I love baseball just like you do though it is likely we love different things about it. I loved the game that my dad always helped coach when I was a little boy. I love the game I got to play with my brother who was always so much better than me. I loved the game where I got to watch my team play on TV every single night and hey we were always really good and for a front running little boy that was pretty neat. I love the game that Skip Caray talked to me about and made seem so special. I got in my first twitter beef with some dumb kid named Arnold in 1996 as we played with Teenage Mutant Ninja Turtles toys. He knew his Yankees were gonna win the World Series. He was an idiot of course. The Braves won last year. They were going to win this year. They were going to win every year.
And that wonderful October night that I remember as clear as I remember yesterday, Andruw Jones entered my life and he has never left. My first jersey was a Jeff Blauser jersey, but Andruw was the player of my childhood. My memories tell me he was the best and a lot of numbers say the same thing. You don’t have to love the game the same way I do but the little boy inside me will always be ready to argue with the idiots of this world who don’t recognize how great Andruw Jones was. He is a Hall of Famer and the Braves should retire his jersey tomorrow. I don’t know if these things will ever happen and I will always be angry on some level about them if they never do happen.

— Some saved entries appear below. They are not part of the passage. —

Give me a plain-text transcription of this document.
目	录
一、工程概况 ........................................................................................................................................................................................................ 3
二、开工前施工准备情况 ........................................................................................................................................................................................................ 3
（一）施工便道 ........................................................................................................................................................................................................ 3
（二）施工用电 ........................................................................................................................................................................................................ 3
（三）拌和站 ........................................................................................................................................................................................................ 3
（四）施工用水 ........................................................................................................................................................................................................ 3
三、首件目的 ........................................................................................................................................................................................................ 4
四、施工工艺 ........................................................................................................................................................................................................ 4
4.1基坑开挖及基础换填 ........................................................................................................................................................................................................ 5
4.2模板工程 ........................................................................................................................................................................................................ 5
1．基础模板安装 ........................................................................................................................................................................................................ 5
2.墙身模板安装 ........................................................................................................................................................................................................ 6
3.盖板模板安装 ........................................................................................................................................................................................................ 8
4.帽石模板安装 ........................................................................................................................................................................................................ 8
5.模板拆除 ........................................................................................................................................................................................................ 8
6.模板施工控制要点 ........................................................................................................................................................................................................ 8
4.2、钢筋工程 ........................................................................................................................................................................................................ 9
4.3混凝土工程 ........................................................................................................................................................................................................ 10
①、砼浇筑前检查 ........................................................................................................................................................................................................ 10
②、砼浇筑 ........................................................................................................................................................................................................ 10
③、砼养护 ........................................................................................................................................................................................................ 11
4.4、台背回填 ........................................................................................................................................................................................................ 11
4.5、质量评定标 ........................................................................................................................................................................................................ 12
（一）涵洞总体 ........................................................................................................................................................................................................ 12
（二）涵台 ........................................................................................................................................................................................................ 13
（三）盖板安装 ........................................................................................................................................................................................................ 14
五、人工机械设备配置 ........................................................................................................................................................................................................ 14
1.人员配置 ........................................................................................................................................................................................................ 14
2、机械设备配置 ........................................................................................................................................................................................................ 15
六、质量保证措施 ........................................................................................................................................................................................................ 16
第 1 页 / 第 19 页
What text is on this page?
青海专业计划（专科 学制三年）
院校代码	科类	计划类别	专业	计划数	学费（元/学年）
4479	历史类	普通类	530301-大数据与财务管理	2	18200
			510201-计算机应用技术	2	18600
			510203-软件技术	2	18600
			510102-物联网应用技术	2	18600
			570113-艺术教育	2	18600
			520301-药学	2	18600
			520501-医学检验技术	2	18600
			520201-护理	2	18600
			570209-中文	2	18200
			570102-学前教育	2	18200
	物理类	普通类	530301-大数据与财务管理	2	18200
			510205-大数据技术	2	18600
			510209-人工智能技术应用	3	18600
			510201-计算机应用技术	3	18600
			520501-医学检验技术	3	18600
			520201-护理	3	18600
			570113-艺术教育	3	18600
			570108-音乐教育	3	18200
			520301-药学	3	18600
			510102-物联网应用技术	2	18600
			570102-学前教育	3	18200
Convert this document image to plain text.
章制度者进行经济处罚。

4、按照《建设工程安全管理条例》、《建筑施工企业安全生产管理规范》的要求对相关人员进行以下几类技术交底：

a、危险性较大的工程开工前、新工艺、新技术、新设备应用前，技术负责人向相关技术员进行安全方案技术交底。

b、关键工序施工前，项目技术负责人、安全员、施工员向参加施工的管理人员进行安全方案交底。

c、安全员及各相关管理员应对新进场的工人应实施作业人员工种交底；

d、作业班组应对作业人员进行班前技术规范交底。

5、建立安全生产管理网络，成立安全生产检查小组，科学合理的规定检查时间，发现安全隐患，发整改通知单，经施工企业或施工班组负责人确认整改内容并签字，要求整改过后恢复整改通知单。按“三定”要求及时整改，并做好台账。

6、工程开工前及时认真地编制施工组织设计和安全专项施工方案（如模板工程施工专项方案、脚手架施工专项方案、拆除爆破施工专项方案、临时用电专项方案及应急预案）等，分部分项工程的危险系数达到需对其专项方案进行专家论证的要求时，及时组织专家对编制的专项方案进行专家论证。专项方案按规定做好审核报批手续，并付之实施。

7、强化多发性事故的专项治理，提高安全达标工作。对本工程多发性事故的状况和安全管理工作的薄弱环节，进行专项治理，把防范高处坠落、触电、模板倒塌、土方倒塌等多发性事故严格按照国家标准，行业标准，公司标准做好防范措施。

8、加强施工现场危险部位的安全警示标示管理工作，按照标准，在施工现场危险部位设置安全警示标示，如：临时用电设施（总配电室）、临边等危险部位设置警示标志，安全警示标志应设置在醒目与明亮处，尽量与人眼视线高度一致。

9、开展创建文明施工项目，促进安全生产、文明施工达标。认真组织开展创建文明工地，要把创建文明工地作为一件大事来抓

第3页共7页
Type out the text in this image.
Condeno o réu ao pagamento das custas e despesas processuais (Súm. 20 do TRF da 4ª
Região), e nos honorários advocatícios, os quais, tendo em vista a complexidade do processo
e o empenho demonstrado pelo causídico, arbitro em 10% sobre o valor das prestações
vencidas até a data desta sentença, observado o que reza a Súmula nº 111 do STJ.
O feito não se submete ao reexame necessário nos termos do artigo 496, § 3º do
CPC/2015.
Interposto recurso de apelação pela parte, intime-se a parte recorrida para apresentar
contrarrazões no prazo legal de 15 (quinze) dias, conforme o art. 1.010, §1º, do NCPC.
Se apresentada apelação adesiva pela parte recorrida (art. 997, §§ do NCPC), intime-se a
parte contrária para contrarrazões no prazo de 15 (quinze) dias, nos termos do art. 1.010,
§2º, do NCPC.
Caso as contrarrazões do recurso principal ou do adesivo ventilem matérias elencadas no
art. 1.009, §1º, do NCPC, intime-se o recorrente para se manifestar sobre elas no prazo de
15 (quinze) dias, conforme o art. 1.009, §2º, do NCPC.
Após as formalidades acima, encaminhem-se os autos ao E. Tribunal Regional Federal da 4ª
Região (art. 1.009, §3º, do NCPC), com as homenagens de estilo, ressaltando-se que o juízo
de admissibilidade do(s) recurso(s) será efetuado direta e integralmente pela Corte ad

At the end of the day, it doesn’t really matter that much. Whether the fools who vote players to the Hall of Fame are smart enough to recognize Andruw doesn’t really matter. Whether the Atlanta Braves are ever able to properly recognize the greatness of a player they got to see up close for 11 years doesn’t really matter. What matters is that I can sit here at my computer and look at Andruw’s numbers and see how great he was. The endless highlights on Youtube are there for me to watch whenever the mood strikes. Twitter has allowed me access to an awesome community of people who understand who Andruw Jones was. Most importantly a little boy at Charlotte Latin School in Charlotte, North Carolina knows who Andruw Jones was. He doesn’t need a number on a wall in Turner Field to know who his favorite player is.
Andruw Jones was one of the greatest baseball players to ever live and he played his best years for my favorite team. Those are facts. Whether anyone else recognizes that doesn’t change those facts one bit.